Hacker News new | ask | show | jobs
by AmalgatedAmoeba 1302 days ago
IIRC WebAssembly is at least partially inspired by Forth — both in syntax and being stack-based.
1 comments

Python too, and of course PostScript.
Python has nothing to do with Forth, they couldn't be more opposite to each other if they tried. I recall Chuck Moore in a Silicon Valley Forth Interest Group meeting express his disappointment at how modern programming languages (and Python was among the ones mentioned) that are advertised as "simple" are anything but.

Python is an enormously complex language, full of inconsistencies and bad design.
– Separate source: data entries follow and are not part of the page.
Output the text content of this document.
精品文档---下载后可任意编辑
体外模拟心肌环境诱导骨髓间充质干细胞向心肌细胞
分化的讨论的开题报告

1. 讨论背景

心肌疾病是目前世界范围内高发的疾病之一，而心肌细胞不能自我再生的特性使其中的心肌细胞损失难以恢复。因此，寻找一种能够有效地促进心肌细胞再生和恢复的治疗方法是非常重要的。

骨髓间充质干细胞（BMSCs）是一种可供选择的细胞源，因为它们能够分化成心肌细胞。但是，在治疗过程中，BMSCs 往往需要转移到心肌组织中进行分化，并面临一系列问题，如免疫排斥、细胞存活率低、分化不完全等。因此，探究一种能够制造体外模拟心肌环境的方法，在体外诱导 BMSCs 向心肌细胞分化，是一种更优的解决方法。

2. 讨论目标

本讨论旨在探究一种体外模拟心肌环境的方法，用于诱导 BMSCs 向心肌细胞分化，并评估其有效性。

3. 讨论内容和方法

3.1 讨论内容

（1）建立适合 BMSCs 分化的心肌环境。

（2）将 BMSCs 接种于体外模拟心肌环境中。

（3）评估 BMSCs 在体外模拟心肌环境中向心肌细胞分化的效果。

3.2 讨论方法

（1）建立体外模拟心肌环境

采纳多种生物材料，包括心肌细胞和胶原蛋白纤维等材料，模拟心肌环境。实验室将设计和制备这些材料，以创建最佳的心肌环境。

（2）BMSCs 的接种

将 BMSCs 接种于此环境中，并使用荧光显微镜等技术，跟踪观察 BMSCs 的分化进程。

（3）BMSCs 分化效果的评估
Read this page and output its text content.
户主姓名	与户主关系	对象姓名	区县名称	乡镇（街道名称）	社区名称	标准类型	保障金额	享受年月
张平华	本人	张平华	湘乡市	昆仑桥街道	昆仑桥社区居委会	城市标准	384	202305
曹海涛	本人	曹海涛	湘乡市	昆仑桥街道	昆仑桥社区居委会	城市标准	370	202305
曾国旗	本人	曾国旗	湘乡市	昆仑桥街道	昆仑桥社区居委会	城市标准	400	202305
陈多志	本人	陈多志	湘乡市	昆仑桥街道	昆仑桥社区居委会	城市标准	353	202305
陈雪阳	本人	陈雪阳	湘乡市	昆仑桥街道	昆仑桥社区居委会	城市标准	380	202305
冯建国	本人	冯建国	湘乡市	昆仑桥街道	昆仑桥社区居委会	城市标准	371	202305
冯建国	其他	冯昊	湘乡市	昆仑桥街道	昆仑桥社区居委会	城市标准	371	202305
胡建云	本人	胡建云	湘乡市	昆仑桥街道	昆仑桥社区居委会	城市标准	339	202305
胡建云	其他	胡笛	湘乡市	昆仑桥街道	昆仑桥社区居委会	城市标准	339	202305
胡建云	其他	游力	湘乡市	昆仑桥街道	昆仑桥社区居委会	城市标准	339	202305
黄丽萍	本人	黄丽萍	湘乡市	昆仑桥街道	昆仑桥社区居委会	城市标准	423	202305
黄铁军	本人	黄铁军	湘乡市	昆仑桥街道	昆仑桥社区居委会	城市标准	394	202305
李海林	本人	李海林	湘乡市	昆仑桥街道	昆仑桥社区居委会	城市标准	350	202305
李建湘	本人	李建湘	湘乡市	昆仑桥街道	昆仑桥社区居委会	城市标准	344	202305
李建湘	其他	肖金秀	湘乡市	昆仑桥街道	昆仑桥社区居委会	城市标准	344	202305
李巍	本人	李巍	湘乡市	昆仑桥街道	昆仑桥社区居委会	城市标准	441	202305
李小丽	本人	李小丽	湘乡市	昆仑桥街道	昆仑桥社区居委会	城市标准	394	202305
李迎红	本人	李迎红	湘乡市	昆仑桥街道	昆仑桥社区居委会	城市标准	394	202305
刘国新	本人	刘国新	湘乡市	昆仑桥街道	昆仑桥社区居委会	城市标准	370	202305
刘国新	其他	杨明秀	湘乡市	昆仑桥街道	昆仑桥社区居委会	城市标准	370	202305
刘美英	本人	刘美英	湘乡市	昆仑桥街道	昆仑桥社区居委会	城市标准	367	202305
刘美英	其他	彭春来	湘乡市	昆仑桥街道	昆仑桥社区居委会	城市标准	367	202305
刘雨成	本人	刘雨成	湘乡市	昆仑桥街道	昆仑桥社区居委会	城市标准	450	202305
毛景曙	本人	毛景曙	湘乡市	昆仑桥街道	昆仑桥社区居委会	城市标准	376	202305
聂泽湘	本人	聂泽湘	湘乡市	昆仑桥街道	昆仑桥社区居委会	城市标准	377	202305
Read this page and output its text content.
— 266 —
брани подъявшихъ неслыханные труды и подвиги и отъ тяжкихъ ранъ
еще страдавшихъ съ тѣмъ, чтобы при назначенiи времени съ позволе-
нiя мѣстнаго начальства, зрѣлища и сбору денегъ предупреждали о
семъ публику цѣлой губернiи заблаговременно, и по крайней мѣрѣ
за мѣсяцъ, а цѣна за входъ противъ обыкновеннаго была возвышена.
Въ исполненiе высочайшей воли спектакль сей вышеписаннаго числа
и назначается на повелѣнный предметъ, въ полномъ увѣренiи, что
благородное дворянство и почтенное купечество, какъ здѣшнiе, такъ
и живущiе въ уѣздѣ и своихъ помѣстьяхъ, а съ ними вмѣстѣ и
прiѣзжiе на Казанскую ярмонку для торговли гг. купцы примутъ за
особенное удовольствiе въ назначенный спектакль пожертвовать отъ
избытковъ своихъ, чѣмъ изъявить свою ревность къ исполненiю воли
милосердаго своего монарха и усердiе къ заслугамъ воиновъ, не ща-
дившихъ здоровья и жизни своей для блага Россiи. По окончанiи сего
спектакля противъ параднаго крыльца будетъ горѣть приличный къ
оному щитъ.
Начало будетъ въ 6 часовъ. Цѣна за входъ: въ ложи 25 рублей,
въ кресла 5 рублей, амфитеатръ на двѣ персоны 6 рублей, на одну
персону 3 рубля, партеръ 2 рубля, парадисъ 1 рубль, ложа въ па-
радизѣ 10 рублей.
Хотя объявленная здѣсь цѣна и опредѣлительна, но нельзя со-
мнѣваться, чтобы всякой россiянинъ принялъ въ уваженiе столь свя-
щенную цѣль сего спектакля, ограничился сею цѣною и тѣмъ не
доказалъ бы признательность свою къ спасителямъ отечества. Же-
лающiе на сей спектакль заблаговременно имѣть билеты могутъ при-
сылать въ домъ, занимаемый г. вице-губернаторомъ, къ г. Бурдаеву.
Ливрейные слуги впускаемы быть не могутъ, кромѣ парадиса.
However, it masks that complexity behind a facade of user-friendliness which has done wonders for its popularity. Forth is not only as simple as it gets, but also an elegant and totally honest language. That Chuck Moore managed to distill the essence of programming in this form, speaks to his genius. Unfortunately, as is often the case with genius, it can be decades to centuries until the ideas percolate and emerge in a popular fashion.

> Python has nothing to do with Forth, they couldn't be more opposite to each other if they tried

Really? You don't look at the stack machine that runs the .pyc files and go "jeez this is just Forth with some syntactic sugar on"?

> Really? You don't look at the stack machine that runs the .pyc files and go "jeez this is just Forth with some syntactic sugar on"?